Though these places are segregated in many cases, placed out of sight as ‘other’ places, they form networks of waste metabolism, and involve or gather vibrant social-political, economic, and biological lives. Recent literature on waste places reveals that waste labour is an outcome of colonial and postcolonialism arrangements (Nguyen, 2018), ethnicity and class divisions (Gregson, Crang, Ahamed, Akhter, & Ferdous, 2010; Millar, 2014, 2018), racism and caste systems (Gregory, 1997), politics (Douglas, 2003; Fredericks, 2018), innovations and technological changes (Gabrys, 2011), and global interconnectedness (Lepawsky, 2010, 2018;

Lepawsky & Mather, 2011).

In Dar es Salaam, there are hundreds of small e-scrap backyard workshops like the Mahakama Ya Friji (Kyessi & Omar, 2018). Although these workshops are scattered all over the city, they share certain features: their locations, innovations and ingenuity, and flexible work arrangements. The labour processes in these places are hybrids of traditional arrangements, salvage accumulation, and ownership of the means of production. Kinship and ethnic relations are sources of labour assemblages and moral guidance and means of conflict resolution. These are workspaces where ordinary people innovatively use local knowledge, skills, and networks together with new technologies to transform waste objects into value (Mavhunga, 2014).

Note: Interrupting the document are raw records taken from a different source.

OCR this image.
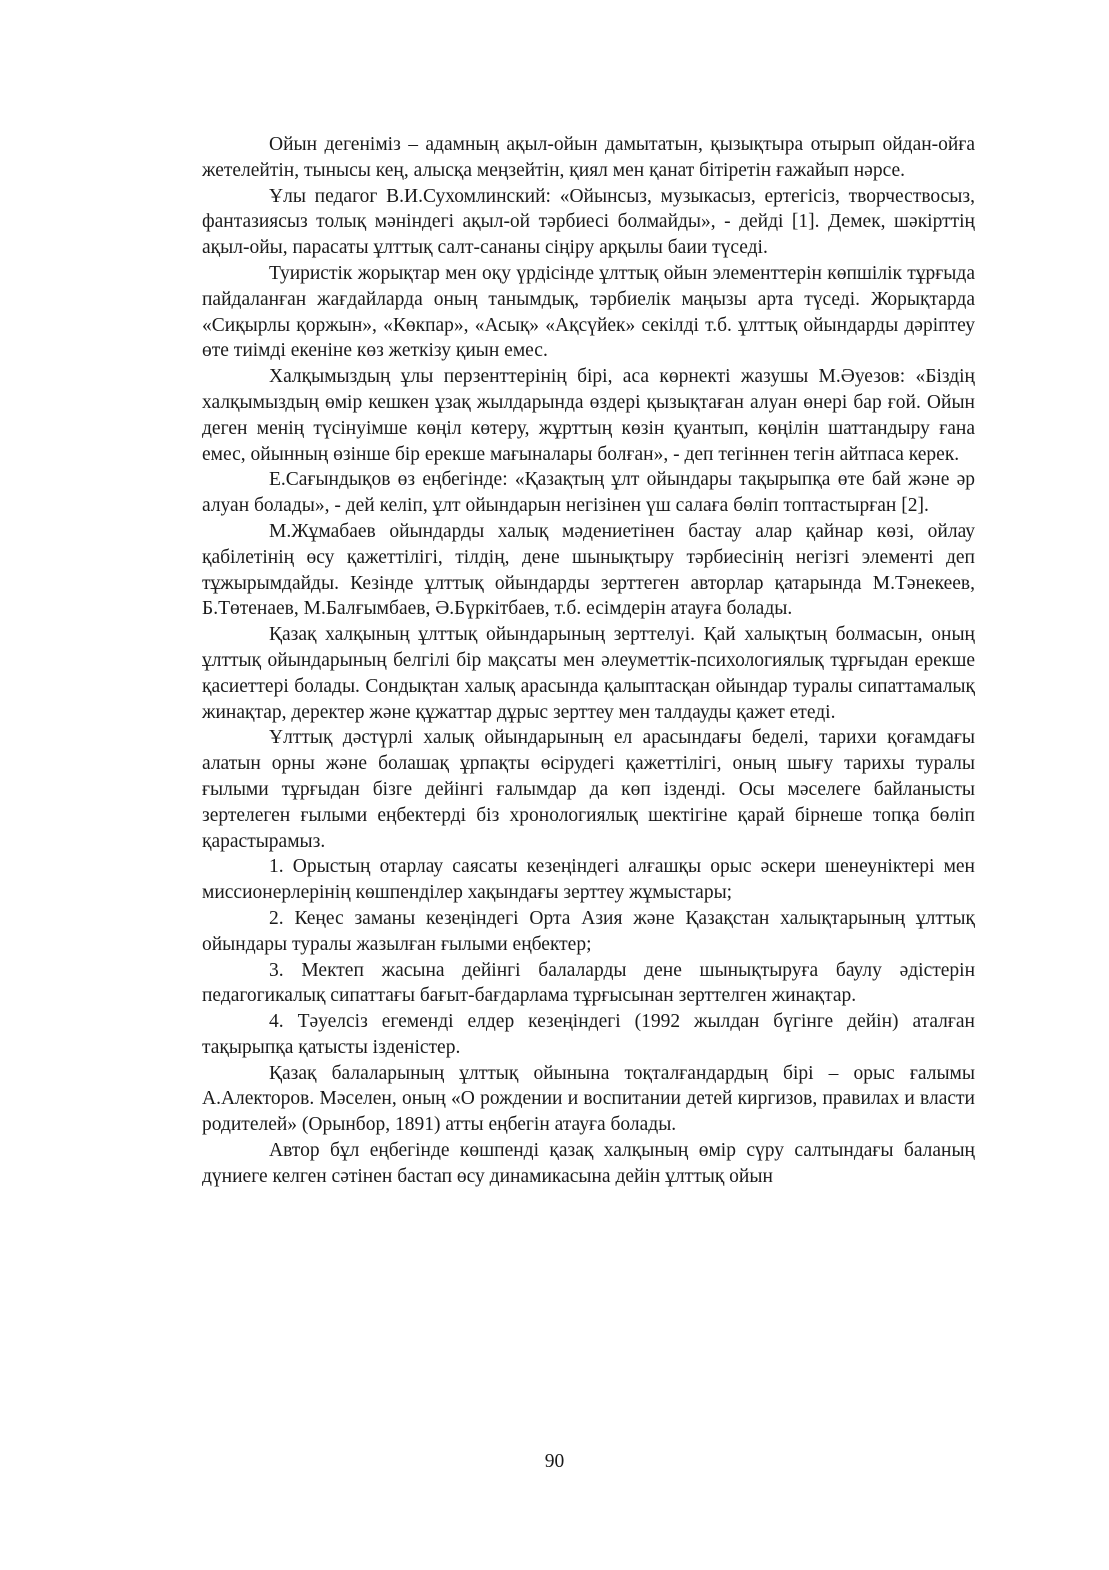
Ойын дегеніміз – адамның ақыл-ойын дамытатын, қызықтыра отырып ойдан-ойға жетелейтін, тынысы кең, алысқа меңзейтін, қиял мен қанат бітіретін ғажайып нәрсе.

Ұлы педагог В.И.Сухомлинский: «Ойынсыз, музыкасыз, ертегісіз, творчествосыз, фантазиясыз толық мәніндегі ақыл-ой тәрбиесі болмайды», - дейді [1]. Демек, шәкірттің ақыл-ойы, парасаты ұлттық салт-сананы сіңіру арқылы баии түседі.

Туиристік жорықтар мен оқу үрдісінде ұлттық ойын элементтерін көпшілік тұрғыда пайдаланған жағдайларда оның танымдық, тәрбиелік маңызы арта түседі. Жорықтарда «Сиқырлы қоржын», «Көкпар», «Асық» «Ақсүйек» секілді т.б. ұлттық ойындарды дәріптеу өте тиімді екеніне көз жеткізу қиын емес.

Халқымыздың ұлы перзенттерінің бірі, аса көрнекті жазушы М.Әуезов: «Біздің халқымыздың өмір кешкен ұзақ жылдарында өздері қызықтаған алуан өнері бар ғой. Ойын деген менің түсінуімше көңіл көтеру, жұрттың көзін қуантып, көңілін шаттандыру ғана емес, ойынның өзінше бір ерекше мағыналары болған», - деп тегіннен тегін айтпаса керек.

Е.Сағындықов өз еңбегінде: «Қазақтың ұлт ойындары тақырыпқа өте бай және әр алуан болады», - дей келіп, ұлт ойындарын негізінен үш салаға бөліп топтастырған [2].

М.Жұмабаев ойындарды халық мәдениетінен бастау алар қайнар көзі, ойлау қабілетінің өсу қажеттілігі, тілдің, дене шынықтыру тәрбиесінің негізгі элементі деп тұжырымдайды. Кезінде ұлттық ойындарды зерттеген авторлар қатарында М.Тәнекеев, Б.Төтенаев, М.Балғымбаев, Ә.Бүркітбаев, т.б. есімдерін атауға болады.

Қазақ халқының ұлттық ойындарының зерттелуі. Қай халықтың болмасын, оның ұлттық ойындарының белгілі бір мақсаты мен әлеуметтік-психологиялық тұрғыдан ерекше қасиеттері болады. Сондықтан халық арасында қалыптасқан ойындар туралы сипаттамалық жинақтар, деректер және құжаттар дұрыс зерттеу мен талдауды қажет етеді.

Ұлттық дәстүрлі халық ойындарының ел арасындағы беделі, тарихи қоғамдағы алатын орны және болашақ ұрпақты өсірудегі қажеттілігі, оның шығу тарихы туралы ғылыми тұрғыдан бізге дейінгі ғалымдар да көп ізденді. Осы мәселеге байланысты зертелеген ғылыми еңбектерді біз хронологиялық шектігіне қарай бірнеше топқа бөліп қарастырамыз.

1. Орыстың отарлау саясаты кезеңіндегі алғашқы орыс әскери шенеуніктері мен миссионерлерінің көшпенділер хақындағы зерттеу жұмыстары;

2. Кеңес заманы кезеңіндегі Орта Азия және Қазақстан халықтарының ұлттық ойындары туралы жазылған ғылыми еңбектер;

3. Мектеп жасына дейінгі балаларды дене шынықтыруға баулу әдістерін педагогикалық сипаттағы бағыт-бағдарлама тұрғысынан зерттелген жинақтар.

4. Тәуелсіз егеменді елдер кезеңіндегі (1992 жылдан бүгінге дейін) аталған тақырыпқа қатысты ізденістер.

Қазақ балаларының ұлттық ойынына тоқталғандардың бірі – орыс ғалымы А.Алекторов. Мәселен, оның «О рождении и воспитании детей киргизов, правилах и власти родителей» (Орынбор, 1891) атты еңбегін атауға болады.

Автор бұл еңбегінде көшпенді қазақ халқының өмір сүру салтындағы баланың дүниеге келген сәтінен бастап өсу динамикасына дейін ұлттық ойын

90
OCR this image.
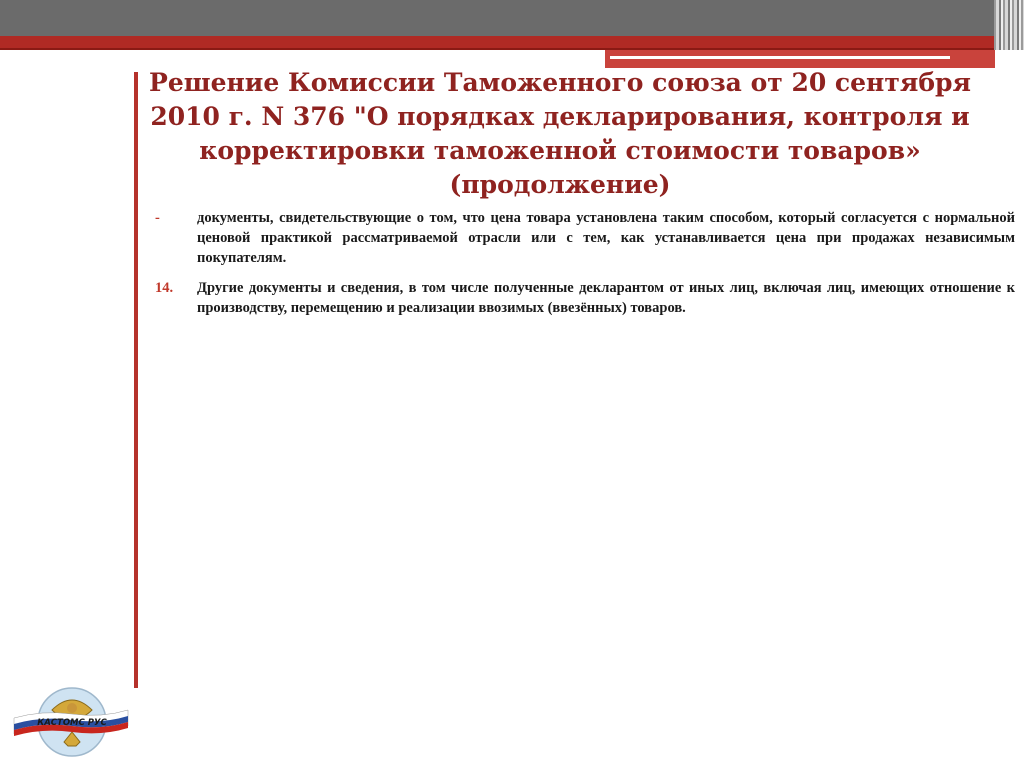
Решение Комиссии Таможенного союза от 20 сентября 2010 г. N 376 "О порядках декларирования, контроля и корректировки таможенной стоимости товаров» (продолжение)
-	документы, свидетельствующие о том, что цена товара установлена таким способом, который согласуется с нормальной ценовой практикой рассматриваемой отрасли или с тем, как устанавливается цена при продажах независимым покупателям.
14.	Другие документы и сведения, в том числе полученные декларантом от иных лиц, включая лиц, имеющих отношение к производству, перемещению и реализации ввозимых (ввезённых) товаров.
КАСТОМС РУС
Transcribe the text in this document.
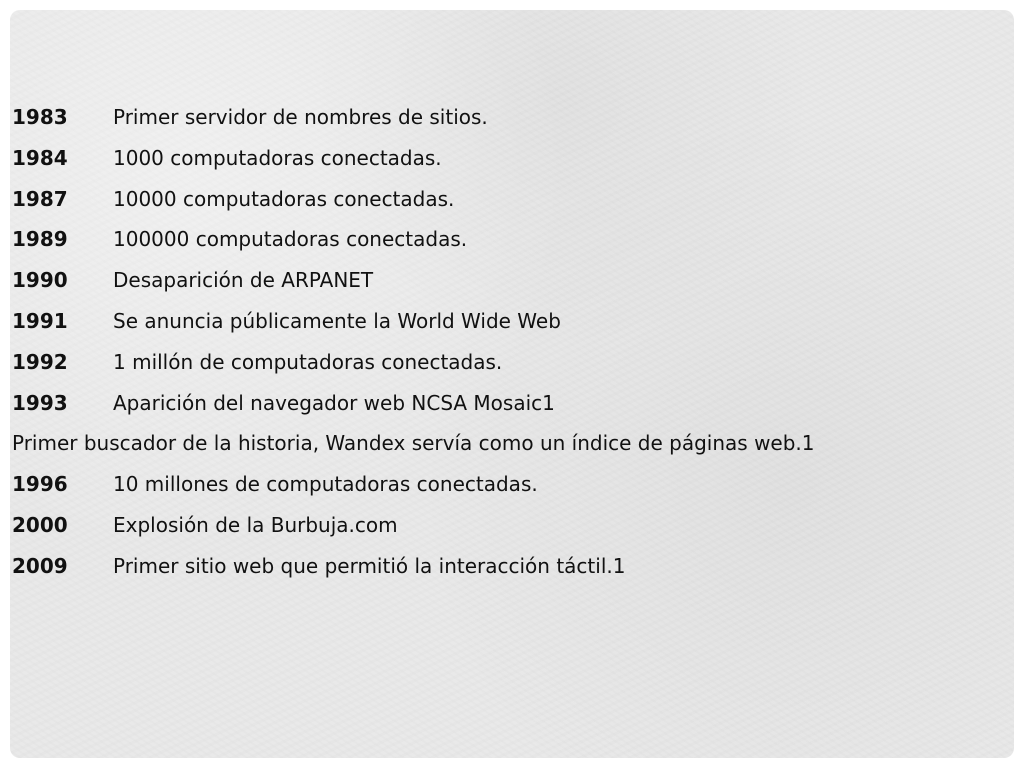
1983 Primer servidor de nombres de sitios.
1984 1000 computadoras conectadas.
1987 10000 computadoras conectadas.
1989 100000 computadoras conectadas.
1990 Desaparición de ARPANET
1991 Se anuncia públicamente la World Wide Web
1992 1 millón de computadoras conectadas.
1993 Aparición del navegador web NCSA Mosaic1
Primer buscador de la historia, Wandex servía como un índice de páginas web.1
1996 10 millones de computadoras conectadas.
2000 Explosión de la Burbuja.com
2009 Primer sitio web que permitió la interacción táctil.1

Workshops are usually located in small, open backyard spaces in dense, low-income neighbourhoods, typically sandwiched between other small businesses. Their locations are negotiations between visibility to customers and minimal interaction with state apparatuses, mainly the police and tax authorities. As explained in the introduction, the workshops form

synergistic relations with other small business that become part and parcel of the waste economy. Food vendors, kiosk owners, repairers, and beverage sellers tend to surround workshops. The workshops become economic vibrant spots that connect to local, national, and global economies.